Едва он скрылся из виду, как
пограничная полоса ожила: раздались голоса, стоны, плач –
ошпаренные люди полезли из‑под защиты аваров. Они бегали, искали
друг друга, звали погибших.
Шооран молча опустился на камень. Он
смотрел туда, где только что копошились конечности хищной бестии, и
медленные слёзы, не принося облегчения, текли по его щекам. Хулгал
что‑то говорил, потом поковылял прочь, должно быть, искать новую
палку – Шооран ничего не слышал и не замечал. И лишь когда из
сгущающейся вечерней темноты появилась мама, по всему оройхону
ищущая пропавшего сына, схватила его на руки, принялась целовать,
повторяя: «Живой! Живой!..» – лишь тогда Шооран с трудом
выговорил:
– Мама, он всех съел: и того
мальчика, и Бутача, и мою тукку. У меня всё было, а он пришёл и
съел. Всё – даже палку Хулгала…
– Нет, нет! – смеясь и плача,
отвечала мама. – Он нас с тобой не съел, мы убежали…
– Всех съел, – не слыша, повторял
Шооран.
* * *
На следующий день те, кто остался
жив, задумались, как существовать дальше. Округа была опустошена
подчистую, пройдёт ещё не одна неделя, прежде чем в грязи
зашевелятся жирхи с тошнотворной, но всё же съедобной плотью,
созреет под чешуйчатой скорлупой водянистая чавга, а шавар заселят
всевозможные существа и среди них вожделенная тукка. Сейчас на
оройхоне были истреблены даже заросли хохиура – вполне бесполезной
травы, из которой только и можно сделать, что палочку для
разгребания грязи. Короче – не осталось ничего, кормиться
предстояло на соседних оройхонах, что, несомненно, не могло
понравиться жителям этих мест.
Соседи жили с двух сторон, но стороны
были явно неравноценны.
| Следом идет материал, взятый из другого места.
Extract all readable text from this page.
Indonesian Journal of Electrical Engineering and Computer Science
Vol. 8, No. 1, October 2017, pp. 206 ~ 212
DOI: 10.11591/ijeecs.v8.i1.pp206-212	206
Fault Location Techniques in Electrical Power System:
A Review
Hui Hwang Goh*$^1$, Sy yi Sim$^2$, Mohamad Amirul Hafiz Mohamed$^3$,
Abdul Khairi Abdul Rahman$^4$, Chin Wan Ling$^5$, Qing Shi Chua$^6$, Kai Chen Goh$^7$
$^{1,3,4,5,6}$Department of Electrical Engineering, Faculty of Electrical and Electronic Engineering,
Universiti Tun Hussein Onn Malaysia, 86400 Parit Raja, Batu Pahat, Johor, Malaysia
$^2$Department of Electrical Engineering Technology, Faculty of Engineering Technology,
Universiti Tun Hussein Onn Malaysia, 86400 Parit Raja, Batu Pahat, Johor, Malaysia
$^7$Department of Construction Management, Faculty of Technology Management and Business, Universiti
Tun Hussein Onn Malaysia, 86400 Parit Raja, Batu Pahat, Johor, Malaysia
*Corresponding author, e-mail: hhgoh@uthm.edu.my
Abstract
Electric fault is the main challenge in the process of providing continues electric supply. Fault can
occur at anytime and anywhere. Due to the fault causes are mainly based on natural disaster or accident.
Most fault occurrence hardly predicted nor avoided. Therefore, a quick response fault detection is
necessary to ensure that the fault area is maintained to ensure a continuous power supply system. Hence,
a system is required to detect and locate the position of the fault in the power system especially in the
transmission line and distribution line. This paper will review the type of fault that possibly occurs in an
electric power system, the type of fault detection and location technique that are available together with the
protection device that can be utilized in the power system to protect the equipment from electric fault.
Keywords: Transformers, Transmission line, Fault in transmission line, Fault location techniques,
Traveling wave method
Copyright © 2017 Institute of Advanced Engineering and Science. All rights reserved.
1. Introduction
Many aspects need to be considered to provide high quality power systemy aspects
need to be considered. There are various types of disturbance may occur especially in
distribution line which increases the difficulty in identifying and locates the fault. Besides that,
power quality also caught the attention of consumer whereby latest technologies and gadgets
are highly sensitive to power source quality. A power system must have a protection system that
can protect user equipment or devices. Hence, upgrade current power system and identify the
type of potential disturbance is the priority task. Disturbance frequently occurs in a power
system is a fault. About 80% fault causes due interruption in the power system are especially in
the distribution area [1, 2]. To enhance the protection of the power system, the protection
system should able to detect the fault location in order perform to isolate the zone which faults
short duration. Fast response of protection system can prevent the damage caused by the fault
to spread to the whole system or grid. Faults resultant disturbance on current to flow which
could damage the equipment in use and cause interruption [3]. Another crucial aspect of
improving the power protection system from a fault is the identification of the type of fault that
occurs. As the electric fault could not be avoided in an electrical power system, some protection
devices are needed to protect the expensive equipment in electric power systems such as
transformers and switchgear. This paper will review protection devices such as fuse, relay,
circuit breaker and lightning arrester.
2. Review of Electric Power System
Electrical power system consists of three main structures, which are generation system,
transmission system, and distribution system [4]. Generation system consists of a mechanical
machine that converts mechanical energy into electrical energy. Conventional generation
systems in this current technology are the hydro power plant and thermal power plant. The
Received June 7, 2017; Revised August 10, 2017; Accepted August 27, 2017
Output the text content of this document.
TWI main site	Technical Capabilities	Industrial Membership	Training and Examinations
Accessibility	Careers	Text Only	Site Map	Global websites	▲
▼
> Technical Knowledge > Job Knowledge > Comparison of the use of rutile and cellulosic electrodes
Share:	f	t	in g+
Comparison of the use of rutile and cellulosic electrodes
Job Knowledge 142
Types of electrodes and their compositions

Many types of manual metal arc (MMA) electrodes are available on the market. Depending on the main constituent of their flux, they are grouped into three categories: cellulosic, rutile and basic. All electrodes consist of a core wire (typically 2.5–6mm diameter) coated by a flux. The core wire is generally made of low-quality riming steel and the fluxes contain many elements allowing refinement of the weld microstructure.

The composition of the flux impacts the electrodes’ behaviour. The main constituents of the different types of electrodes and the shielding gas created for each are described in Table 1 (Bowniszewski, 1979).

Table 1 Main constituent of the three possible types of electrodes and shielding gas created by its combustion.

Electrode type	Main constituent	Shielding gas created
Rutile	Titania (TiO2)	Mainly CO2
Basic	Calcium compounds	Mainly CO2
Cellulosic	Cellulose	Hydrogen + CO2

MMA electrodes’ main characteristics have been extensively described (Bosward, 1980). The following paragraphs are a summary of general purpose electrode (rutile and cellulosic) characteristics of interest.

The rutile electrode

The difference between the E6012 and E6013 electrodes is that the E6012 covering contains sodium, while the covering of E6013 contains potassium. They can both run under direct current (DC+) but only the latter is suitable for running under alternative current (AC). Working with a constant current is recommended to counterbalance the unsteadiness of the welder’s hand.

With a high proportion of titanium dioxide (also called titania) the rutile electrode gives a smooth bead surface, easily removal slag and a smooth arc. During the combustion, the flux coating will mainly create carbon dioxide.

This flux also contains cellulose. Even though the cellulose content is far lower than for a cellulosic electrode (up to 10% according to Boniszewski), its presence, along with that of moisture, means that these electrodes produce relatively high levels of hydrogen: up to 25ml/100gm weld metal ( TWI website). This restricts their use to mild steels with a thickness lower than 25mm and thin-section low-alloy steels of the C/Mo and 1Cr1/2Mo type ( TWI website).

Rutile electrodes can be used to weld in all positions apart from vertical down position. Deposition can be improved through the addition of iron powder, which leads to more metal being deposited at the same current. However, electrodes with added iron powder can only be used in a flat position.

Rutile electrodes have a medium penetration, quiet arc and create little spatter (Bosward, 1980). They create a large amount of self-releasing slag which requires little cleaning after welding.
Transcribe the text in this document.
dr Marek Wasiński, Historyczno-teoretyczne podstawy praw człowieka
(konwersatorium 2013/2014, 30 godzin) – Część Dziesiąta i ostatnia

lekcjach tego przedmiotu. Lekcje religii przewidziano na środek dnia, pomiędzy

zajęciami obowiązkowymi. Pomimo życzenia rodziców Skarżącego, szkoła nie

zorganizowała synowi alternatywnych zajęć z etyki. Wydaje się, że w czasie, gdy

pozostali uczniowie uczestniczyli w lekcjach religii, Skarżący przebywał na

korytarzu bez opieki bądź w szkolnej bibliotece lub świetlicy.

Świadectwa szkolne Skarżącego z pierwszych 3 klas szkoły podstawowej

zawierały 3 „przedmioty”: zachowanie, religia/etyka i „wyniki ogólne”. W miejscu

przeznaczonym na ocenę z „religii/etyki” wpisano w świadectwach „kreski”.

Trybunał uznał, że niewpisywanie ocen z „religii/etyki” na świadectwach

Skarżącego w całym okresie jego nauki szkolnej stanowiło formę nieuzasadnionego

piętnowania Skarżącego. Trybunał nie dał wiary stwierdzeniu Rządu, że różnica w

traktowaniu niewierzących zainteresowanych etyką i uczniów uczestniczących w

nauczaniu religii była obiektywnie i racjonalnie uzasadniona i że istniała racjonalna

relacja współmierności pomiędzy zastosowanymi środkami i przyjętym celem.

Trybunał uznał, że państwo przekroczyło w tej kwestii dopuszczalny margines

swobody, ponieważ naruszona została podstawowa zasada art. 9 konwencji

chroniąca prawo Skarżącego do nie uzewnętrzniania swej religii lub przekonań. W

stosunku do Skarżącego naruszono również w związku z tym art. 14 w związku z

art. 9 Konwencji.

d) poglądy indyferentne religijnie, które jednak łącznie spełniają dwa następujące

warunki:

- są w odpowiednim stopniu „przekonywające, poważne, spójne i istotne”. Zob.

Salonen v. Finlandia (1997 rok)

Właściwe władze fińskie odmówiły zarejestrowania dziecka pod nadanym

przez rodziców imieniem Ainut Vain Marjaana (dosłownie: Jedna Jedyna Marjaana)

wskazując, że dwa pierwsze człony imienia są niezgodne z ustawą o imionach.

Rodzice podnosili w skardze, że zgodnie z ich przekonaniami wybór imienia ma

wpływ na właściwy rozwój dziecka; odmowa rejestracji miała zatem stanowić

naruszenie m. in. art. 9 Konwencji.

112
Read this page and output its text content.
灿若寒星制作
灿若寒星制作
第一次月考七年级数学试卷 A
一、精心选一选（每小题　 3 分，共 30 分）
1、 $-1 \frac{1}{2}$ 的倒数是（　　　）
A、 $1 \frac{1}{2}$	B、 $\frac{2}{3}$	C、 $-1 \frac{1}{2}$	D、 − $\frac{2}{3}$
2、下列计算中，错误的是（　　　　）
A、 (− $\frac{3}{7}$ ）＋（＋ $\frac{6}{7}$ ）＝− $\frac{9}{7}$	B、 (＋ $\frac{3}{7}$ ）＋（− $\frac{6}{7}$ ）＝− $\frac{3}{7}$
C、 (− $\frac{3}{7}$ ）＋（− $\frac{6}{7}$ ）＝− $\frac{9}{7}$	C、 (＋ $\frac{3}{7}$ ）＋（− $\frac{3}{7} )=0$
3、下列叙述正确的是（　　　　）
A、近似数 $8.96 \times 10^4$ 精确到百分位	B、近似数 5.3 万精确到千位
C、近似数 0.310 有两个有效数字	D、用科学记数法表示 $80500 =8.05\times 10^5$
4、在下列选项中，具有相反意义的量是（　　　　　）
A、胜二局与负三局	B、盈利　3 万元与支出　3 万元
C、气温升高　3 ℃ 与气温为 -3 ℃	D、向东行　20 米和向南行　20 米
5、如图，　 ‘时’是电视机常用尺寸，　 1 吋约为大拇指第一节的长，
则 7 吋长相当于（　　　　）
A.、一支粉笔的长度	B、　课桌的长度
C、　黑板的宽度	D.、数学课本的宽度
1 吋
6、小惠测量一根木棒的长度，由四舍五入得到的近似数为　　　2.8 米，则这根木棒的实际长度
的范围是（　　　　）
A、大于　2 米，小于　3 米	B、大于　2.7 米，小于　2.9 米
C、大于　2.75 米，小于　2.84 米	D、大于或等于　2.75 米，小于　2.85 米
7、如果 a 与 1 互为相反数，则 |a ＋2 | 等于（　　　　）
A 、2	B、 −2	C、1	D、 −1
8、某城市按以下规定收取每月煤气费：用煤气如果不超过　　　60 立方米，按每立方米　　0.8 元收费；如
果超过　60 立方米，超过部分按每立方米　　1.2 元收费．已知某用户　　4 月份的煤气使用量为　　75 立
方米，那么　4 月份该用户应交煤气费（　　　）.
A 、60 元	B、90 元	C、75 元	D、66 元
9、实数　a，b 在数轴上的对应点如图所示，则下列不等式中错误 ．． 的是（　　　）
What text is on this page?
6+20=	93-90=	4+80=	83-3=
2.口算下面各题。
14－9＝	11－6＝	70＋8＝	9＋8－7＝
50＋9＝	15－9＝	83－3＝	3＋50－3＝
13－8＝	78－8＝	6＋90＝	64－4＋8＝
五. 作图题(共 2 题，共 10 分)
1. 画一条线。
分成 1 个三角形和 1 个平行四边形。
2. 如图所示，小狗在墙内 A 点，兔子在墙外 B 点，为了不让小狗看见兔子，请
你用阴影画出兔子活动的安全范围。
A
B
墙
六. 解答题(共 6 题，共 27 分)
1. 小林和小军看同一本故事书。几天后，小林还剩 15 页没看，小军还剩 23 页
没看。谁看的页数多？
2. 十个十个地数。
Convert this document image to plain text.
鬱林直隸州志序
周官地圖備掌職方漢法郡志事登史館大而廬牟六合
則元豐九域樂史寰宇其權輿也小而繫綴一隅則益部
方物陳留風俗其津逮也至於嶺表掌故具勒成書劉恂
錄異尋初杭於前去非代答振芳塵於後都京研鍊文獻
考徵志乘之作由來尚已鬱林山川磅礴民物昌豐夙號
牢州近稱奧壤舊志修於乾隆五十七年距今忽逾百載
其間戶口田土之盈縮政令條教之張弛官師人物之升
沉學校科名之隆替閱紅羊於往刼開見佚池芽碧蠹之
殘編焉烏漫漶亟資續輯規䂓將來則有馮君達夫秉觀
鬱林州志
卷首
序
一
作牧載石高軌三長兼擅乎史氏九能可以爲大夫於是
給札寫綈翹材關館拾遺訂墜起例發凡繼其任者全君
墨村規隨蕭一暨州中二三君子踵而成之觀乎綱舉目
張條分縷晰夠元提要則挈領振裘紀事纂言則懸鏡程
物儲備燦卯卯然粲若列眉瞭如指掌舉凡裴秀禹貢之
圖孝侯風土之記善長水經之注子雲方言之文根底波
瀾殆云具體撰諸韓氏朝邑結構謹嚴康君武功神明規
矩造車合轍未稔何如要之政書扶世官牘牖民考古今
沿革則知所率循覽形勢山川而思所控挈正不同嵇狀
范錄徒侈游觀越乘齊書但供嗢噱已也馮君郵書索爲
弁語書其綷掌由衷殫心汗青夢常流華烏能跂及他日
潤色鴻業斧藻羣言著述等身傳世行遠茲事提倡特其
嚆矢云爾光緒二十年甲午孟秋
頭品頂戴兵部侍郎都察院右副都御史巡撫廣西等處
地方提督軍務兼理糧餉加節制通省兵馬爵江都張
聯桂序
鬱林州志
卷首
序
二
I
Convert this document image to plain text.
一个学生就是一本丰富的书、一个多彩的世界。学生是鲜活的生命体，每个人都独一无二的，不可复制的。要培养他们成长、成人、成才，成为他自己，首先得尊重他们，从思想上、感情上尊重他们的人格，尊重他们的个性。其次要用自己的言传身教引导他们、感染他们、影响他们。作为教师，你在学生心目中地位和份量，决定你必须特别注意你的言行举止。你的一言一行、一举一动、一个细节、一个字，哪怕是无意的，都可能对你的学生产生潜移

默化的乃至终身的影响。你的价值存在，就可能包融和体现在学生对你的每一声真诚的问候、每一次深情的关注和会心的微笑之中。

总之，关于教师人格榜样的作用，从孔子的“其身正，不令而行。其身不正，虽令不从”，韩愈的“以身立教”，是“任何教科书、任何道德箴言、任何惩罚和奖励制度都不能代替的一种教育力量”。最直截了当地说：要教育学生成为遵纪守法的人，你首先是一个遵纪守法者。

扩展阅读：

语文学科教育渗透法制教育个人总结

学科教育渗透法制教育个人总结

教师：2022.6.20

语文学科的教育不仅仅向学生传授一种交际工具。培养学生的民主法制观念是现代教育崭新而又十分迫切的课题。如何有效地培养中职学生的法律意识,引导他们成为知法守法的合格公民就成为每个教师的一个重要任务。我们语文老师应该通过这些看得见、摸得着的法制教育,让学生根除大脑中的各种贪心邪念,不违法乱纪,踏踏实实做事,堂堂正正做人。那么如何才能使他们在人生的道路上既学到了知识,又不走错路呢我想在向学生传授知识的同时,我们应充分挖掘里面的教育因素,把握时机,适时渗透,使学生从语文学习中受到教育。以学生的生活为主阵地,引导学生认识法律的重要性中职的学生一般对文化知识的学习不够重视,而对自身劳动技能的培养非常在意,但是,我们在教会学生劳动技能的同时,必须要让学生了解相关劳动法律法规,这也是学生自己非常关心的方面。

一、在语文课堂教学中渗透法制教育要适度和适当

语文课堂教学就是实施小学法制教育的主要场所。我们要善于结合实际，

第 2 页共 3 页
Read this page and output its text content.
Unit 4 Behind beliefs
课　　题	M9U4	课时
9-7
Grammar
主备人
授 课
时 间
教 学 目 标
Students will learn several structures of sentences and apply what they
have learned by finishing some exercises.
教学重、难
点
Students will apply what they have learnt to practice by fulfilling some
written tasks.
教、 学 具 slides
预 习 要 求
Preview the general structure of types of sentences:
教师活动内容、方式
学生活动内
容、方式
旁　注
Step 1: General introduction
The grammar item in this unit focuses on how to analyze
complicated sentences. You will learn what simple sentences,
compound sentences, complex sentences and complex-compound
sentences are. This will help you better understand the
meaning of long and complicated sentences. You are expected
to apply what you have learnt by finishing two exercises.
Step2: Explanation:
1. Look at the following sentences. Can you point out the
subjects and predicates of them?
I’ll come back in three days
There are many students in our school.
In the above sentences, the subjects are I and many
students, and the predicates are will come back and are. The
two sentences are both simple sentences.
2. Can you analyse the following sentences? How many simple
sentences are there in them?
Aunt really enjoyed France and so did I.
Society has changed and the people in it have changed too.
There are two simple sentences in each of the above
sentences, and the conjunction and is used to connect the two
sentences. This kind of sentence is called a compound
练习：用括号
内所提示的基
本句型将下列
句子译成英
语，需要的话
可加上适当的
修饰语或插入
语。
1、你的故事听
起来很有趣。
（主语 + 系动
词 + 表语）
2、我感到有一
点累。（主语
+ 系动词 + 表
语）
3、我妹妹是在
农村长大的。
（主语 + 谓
На востоке простиралась обширная страна,
состоящая из множества оройхонов, выстроенных Ваном – илбэчем,
жившим много лет назад и оставившим следы своих трудов во всех
землях. Правители восточных земель называли себя ванами и возводили
свой род к знаменитому илбэчу, хотя всякий знал, что древнее
проклятие обрекало строителя оройхона на одиночество. Но
противоречить царственному мнению никто не смел, тем более что
удачливый Ван умер неразгаданным, и теперь на его счёт можно было
строить какие угодно домыслы. Ближайший восточный оройхон выходил
на далайн лишь одним углом, и хотя жизнь на нём, казалось, была
такой же, что и на пострадавшем острове, но считался он особым, ибо
прикрывал сухие земли царствующего вана. Соваться туда – значит
столкнуться с хорошо вооружёнными и безжалостными цэрэгами,
охраняющими от вторжения чужаков перенаселённые земли. Ясно, что на
восток пути не было, в добрые времена цэрэги могли торговать, но
никакой помощи не оказывали ни прежде, ни тем более сейчас.